US 12,354,135 B2
Personalized ranking of promotional items
Haema Nilakanta, Minneapolis, MN (US); Chad Morgan, Sunnyvale, CA (US); Luyen Le, Minneapolis, MN (US); Anick Saha, Bellevue, WA (US); and Kusumakumari Vanteru, Sunnyvale, CA (US)
Assigned to Target Brands, Inc., Minneapolis, MN (US)
Filed by Target Brands, Inc., Minneapolis, MN (US)
Filed on Jun. 6, 2023, as Appl. No. 18/330,234.

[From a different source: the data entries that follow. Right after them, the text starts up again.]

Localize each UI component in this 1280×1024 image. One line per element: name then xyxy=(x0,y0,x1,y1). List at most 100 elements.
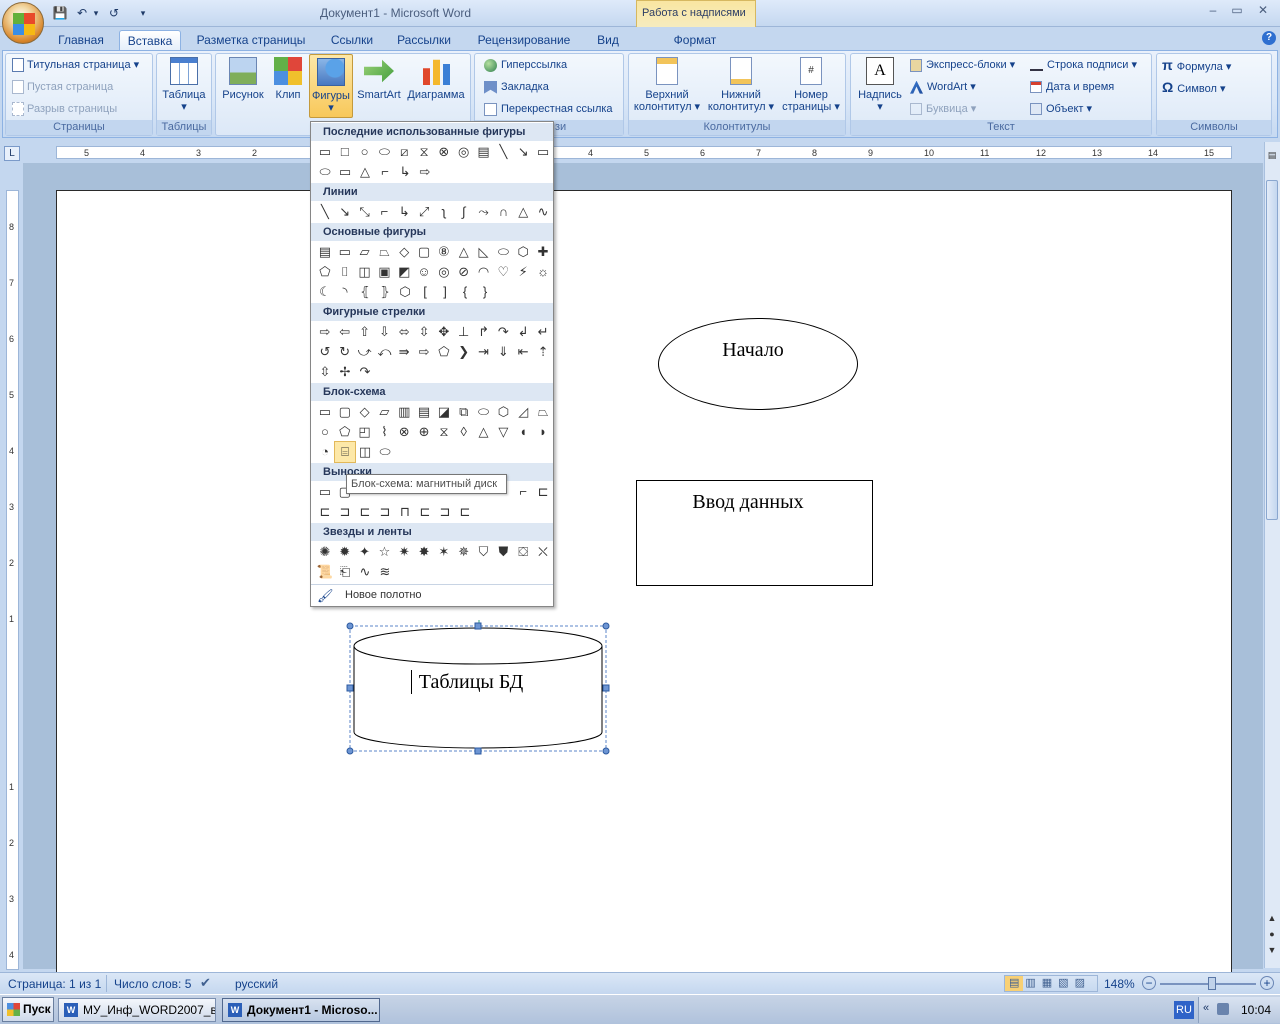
undo-icon[interactable]: ↶ xyxy=(74,5,90,22)
footer-button[interactable]: Нижний колонтитул ▾ xyxy=(704,57,778,113)
ruler-tick-label: 3 xyxy=(9,502,15,512)
textbox-button[interactable]: A Надпись ▾ xyxy=(854,57,906,113)
zoom-slider-thumb[interactable] xyxy=(1208,977,1216,990)
ruler-tick-label: 15 xyxy=(1204,148,1215,158)
ruler-tick-label: 5 xyxy=(9,390,15,400)
callouts-row-2[interactable]: ⊏ ⊐ ⊏ ⊐ ⊓ ⊏ ⊐ ⊏ xyxy=(315,502,553,522)
ellipse-shape[interactable] xyxy=(658,318,858,410)
language-status[interactable]: русский xyxy=(235,977,278,991)
section-stars-banners: Звезды и ленты xyxy=(311,523,553,541)
ruler-tick-label: 1 xyxy=(9,614,15,624)
equation-button[interactable]: π Формула ▾ xyxy=(1162,55,1231,75)
dropcap-button[interactable]: Буквица ▾ xyxy=(910,99,976,119)
tab-insert[interactable]: Вставка xyxy=(119,30,181,51)
lines-row[interactable]: ╲ ↘ ⤡ ⌐ ↳ ⤢ ʅ ∫ ⤳ ∩ △ ∿ xyxy=(315,202,553,222)
wordart-button[interactable]: WordArt ▾ xyxy=(910,77,976,97)
ruler-tick-label: 10 xyxy=(924,148,935,158)
flowchart-row-1[interactable]: ▭ ▢ ◇ ▱ ▥ ▤ ◪ ⧉ ⬭ ⬡ ◿ ⏢ xyxy=(315,402,553,422)
ruler-toggle-icon[interactable]: ▤ xyxy=(1266,150,1278,162)
picture-button[interactable]: Рисунок xyxy=(220,57,266,101)
vertical-ruler[interactable] xyxy=(6,190,19,970)
section-flowchart: Блок-схема xyxy=(311,383,553,401)
scroll-nav-icons[interactable]: ▲ ● ▼ xyxy=(1266,910,1278,958)
ruler-tick-label: 12 xyxy=(1036,148,1047,158)
basic-shapes-row-3[interactable]: ☾ ◝ ⦃ ⦄ ⬡[]{} xyxy=(315,282,553,302)
proofing-check-icon[interactable]: ✔ xyxy=(200,975,211,991)
block-arrows-row-1[interactable]: ⇨ ⇦ ⇧ ⇩ ⬄ ⇳ ✥ ⊥ ↱ ↷ ↲ ↵ xyxy=(315,322,553,342)
ellipse-shape-text[interactable]: Начало xyxy=(658,339,848,362)
word-icon: W xyxy=(64,1003,78,1017)
word-count-status[interactable]: Число слов: 5 xyxy=(114,977,191,991)
smartart-button[interactable]: SmartArt xyxy=(355,57,403,101)
blank-page-button[interactable]: Пустая страница xyxy=(12,77,113,97)
stars-row-2[interactable]: 📜 ⎗ ∿ ≋ xyxy=(315,562,553,582)
block-arrows-row-3[interactable]: ⇳ ✢ ↷ xyxy=(315,362,553,382)
cover-page-button[interactable]: Титульная страница ▾ xyxy=(12,55,139,75)
object-button[interactable]: Объект ▾ xyxy=(1030,99,1092,119)
clip-button[interactable]: Клип xyxy=(270,57,306,101)
magnetic-disk-shape-text[interactable]: Таблицы БД xyxy=(356,671,586,694)
help-icon[interactable]: ? xyxy=(1262,31,1276,45)
tab-references[interactable]: Ссылки xyxy=(322,30,382,51)
taskbar-item-word-doc2[interactable]: W Документ1 - Microso... xyxy=(222,998,380,1022)
redo-icon[interactable]: ↺ xyxy=(106,5,122,22)
flowchart-row-3[interactable]: ◔ ⌸ ◫ ⬭ xyxy=(315,441,553,463)
stars-row-1[interactable]: ✺ ✹ ✦ ☆ ✷ ✸ ✶ ✵ ⛉ ⛊ ⛋ ⛌ xyxy=(315,542,553,562)
cross-reference-button[interactable]: Перекрестная ссылка xyxy=(484,99,613,119)
chart-label: Диаграмма xyxy=(407,89,465,101)
rectangle-shape-text[interactable]: Ввод данных xyxy=(636,491,860,514)
signature-line-button[interactable]: Строка подписи ▾ xyxy=(1030,55,1137,75)
tab-mailings[interactable]: Рассылки xyxy=(390,30,458,51)
close-button[interactable]: ✕ xyxy=(1252,3,1274,21)
tab-stop-selector[interactable]: L xyxy=(4,146,20,161)
ruler-tick-label: 2 xyxy=(9,558,15,568)
date-time-button[interactable]: Дата и время xyxy=(1030,77,1114,97)
tab-page-layout[interactable]: Разметка страницы xyxy=(190,30,312,51)
flowchart-row-2[interactable]: ○ ⬠ ◰ ⌇ ⊗ ⊕ ⧖ ◊ △ ▽ ◖ ◗ xyxy=(315,422,553,442)
footer-label-1: Нижний xyxy=(721,89,761,101)
view-buttons[interactable]: ▤▥▦▧▨ xyxy=(1004,975,1098,992)
recent-shapes-row-2[interactable]: ⬭ ▭ △ ⌐ ↳ ⇨ xyxy=(315,162,553,182)
tab-review[interactable]: Рецензирование xyxy=(468,30,580,51)
new-canvas-item[interactable]: 🖌 Новое полотно xyxy=(311,584,553,606)
vertical-scrollbar-thumb[interactable] xyxy=(1266,180,1278,520)
page-count-status[interactable]: Страница: 1 из 1 xyxy=(8,977,101,991)
basic-shapes-row-1[interactable]: ▤ ▭ ▱ ⏢ ◇ ▢ ⑧ △ ◺ ⬭ ⬡ ✚ xyxy=(315,242,553,262)
header-button[interactable]: Верхний колонтитул ▾ xyxy=(632,57,702,113)
hyperlink-button[interactable]: Гиперссылка xyxy=(484,55,567,75)
magnetic-disk-shape-item[interactable]: ⌸ xyxy=(334,441,356,463)
cross-reference-label: Перекрестная ссылка xyxy=(501,103,613,115)
customize-quick-access-icon[interactable]: ▾ xyxy=(138,5,148,22)
table-button[interactable]: Таблица ▾ xyxy=(160,57,208,113)
taskbar-item-word-doc1[interactable]: W МУ_Инф_WORD2007_в... xyxy=(58,998,216,1022)
undo-dropdown-icon[interactable]: ▾ xyxy=(92,5,100,22)
object-icon xyxy=(1030,103,1042,116)
page-break-button[interactable]: Разрыв страницы xyxy=(12,99,117,119)
bookmark-button[interactable]: Закладка xyxy=(484,77,549,97)
header-icon xyxy=(656,57,678,85)
page-number-button[interactable]: # Номер страницы ▾ xyxy=(780,57,842,113)
input-language-indicator[interactable]: RU xyxy=(1174,1001,1194,1019)
symbol-button[interactable]: Ω Символ ▾ xyxy=(1162,77,1225,97)
recent-shapes-row-1[interactable]: ▭ □ ○ ⬭ ⧄ ⧖ ⊗ ◎ ▤ ╲ ↘ ▭ xyxy=(315,142,553,162)
chart-button[interactable]: Диаграмма xyxy=(404,57,468,101)
speaker-icon[interactable] xyxy=(1217,1003,1229,1015)
quick-parts-button[interactable]: Экспресс-блоки ▾ xyxy=(910,55,1015,75)
start-button[interactable]: Пуск xyxy=(2,997,54,1022)
text-cursor xyxy=(411,670,412,694)
ruler-tick-label: 3 xyxy=(9,894,15,904)
zoom-in-button[interactable]: + xyxy=(1260,976,1274,990)
tab-home[interactable]: Главная xyxy=(48,30,114,51)
tab-format[interactable]: Формат xyxy=(656,30,734,51)
tab-view[interactable]: Вид xyxy=(588,30,628,51)
restore-button[interactable]: ▭ xyxy=(1226,3,1248,21)
save-icon[interactable]: 💾 xyxy=(52,5,68,22)
tray-expand-icon[interactable]: « xyxy=(1203,1002,1209,1014)
zoom-out-button[interactable]: − xyxy=(1142,976,1156,990)
office-button[interactable] xyxy=(2,2,44,44)
basic-shapes-row-2[interactable]: ⬠ ⌷ ◫ ▣ ◩ ☺ ◎ ⊘ ◠ ♡ ⚡ ☼ xyxy=(315,262,553,282)
zoom-level[interactable]: 148% xyxy=(1104,977,1135,991)
shapes-button[interactable]: Фигуры ▾ xyxy=(309,54,353,118)
block-arrows-row-2[interactable]: ↺ ↻ ⤻ ⤺ ⇛ ⇨ ⬠ ❯ ⇥ ⇓ ⇤ ⇡ xyxy=(315,342,553,362)
minimize-button[interactable]: – xyxy=(1202,3,1224,21)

Prior Publication US 2024/0412252 A1, Dec. 12, 2024
Int. Cl. G06Q 30/0251 (2023.01)
CPC G06Q 30/0255 (2013.01) [G06Q 30/0269 (2013.01)] 15 Claims
OG exemplary drawing
 
1. A method for dynamically presenting items eligible for a promotion on an e-commerce application of a retailer, the method comprising:
receiving historical transaction data from a transaction dataset associated with a user;
extracting item features from the transaction data;
based on at least the extracted item features, training a machine learning model for generation of pre-computed components associated with the user;
generating, at the trained machine learning model, pre-computed components associated with the user;
receiving interaction data from an interaction data store and item data from an item data store;
based on at least the interaction data and the item data, training the machine learning model for generation of real-time components;
receiving, from a computing device associated with a customer user in a current online shopping session, a request for an offer description page of the promotion;
retrieving items eligible for the promotion and interaction data associated with the current online shopping session;
generating, at the trained machine learning model, real-time components associated with the user;
based on both the generated pre-computed components and the generated real-time components, assigning a relevancy score for each of the items eligible for the promotion in real-time,
wherein the pre-computed components predict a likelihood the customer user will purchase an item based at least in part on profile data of the customer user and on item features,
wherein the real-time components predict a likelihood the customer user will purchase an item based at least in part on the interaction data collected in real-time;
ranking the items eligible for the promotion based at least in part on the assigned relevancy scores; and
generating a user interface for the offer description page presenting the items eligible for the promotion according to the ranking, wherein the offer description page initially displays a subset of the highest ranked items eligible for the promotion.